In one respect, at least, some of the Asian markets may be ahead of the game. Since the disastrous Asian currency crisis of 1997, local regulators such as those in Hong Kong have been concerned about investor protection. Although none have as yet instituted registration arrangements, Hong Kong is leading the way in issuing guidelines on possible requirements for registration and regulation of funds to be offered to private investors.
There has been some bad news as well which may conceivably hasten regulation. In the Singapore market, Aman Capital Management closed its fund in April this year losing investors money due to losses on it derivatives trades. There have been other reports of losses by other hedge funds that have committed substantial funds in the Asian region. Just because the region is economically booming does not mean that everyone makes money regardless of risk.
If that is the health warning then the good news is that some of the emerging market and global equity funds do seem to be producing substantially better returns than some of the US and European funds. Moreover it is the Asian markets that are driving some of the well-known global equity hedge fund indices. But as FTSE's Carl Beckley notes, while there are some Asian funds that have done well there are others that are in negative territory. The problem that faces the private investor, as ever, is in identifying the real performers such is the degree of opacity in the way hedge funds disclose their activities.
So, as usual in any discussion about the attractions of investing with hedge funds it all comes down to choosing the best fund manager with the most effective strategy. Baring Asset Management's Khiem Do's advice is not to over-commit to Asia nor indeed to any other region. He says that the regional growth story is very real, and he should know, his own fund invests in companies whose stocks are listed on Hong Kong, Taiwan, Korean and Australian exchanges but which have strong business connection with the People's Republic. But at the same time he adds that for the time being Asia is for the most part a diversification play for many investors.

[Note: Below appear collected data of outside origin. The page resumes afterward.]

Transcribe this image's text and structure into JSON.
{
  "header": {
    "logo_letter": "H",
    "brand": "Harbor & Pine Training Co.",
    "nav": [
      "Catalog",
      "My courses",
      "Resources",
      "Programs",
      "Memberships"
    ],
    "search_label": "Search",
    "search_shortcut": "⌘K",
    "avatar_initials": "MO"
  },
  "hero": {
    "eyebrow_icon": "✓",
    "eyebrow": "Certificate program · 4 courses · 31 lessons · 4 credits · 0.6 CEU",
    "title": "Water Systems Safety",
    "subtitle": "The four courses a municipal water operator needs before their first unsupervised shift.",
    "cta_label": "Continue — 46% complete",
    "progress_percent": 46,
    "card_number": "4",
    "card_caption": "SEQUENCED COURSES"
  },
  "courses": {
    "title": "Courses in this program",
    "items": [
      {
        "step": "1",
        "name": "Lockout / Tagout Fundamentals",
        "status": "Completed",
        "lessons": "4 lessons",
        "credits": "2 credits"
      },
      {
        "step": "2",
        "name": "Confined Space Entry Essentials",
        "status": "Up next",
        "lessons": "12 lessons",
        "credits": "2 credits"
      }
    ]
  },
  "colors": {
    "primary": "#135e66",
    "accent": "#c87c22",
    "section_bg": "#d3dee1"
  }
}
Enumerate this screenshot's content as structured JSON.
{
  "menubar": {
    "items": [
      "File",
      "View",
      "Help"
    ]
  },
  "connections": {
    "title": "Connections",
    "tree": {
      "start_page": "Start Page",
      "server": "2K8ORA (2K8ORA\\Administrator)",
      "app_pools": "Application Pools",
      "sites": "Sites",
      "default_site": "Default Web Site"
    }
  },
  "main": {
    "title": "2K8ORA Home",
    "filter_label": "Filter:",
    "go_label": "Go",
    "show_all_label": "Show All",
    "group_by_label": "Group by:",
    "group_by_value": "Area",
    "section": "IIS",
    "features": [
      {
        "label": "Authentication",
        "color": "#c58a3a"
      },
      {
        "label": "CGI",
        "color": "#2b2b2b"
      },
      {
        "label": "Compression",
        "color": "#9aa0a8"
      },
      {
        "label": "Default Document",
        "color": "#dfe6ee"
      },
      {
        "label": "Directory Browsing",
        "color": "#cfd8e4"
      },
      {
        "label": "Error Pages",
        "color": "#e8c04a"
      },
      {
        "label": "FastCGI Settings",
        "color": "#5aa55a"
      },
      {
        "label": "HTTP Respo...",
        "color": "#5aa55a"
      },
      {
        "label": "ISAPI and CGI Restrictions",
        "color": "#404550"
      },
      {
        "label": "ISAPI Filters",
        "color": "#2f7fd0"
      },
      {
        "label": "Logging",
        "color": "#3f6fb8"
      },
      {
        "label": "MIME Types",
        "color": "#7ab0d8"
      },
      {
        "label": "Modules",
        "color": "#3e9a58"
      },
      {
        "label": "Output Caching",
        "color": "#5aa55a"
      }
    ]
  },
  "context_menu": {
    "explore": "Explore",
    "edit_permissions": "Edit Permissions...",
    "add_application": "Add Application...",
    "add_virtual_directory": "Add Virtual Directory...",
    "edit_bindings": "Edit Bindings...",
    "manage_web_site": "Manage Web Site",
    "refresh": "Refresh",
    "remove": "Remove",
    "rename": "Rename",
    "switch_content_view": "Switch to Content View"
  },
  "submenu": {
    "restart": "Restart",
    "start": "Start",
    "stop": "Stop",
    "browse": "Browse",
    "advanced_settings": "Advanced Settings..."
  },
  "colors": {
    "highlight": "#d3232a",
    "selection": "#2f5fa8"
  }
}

In their search for yield against a background of low interest rates and modest stock market returns western investors are bound to be attracted to Asia. So the question is whether the way to get Asian exposure is through a standard and less costly route, such as regulated funds or via an alternative and unregulated hedge fund. Some investors may conclude that they need not face a potential additional operational risk by pursuing the alternative route. It is up to the hedge fund managers to present a convincing case especially given the higher levels of remuneration they are likely to charge. At the same time, for sure, there will be some hedge funds that will produce spectacular results for their clients from the Asian markets – so a route investors should consider.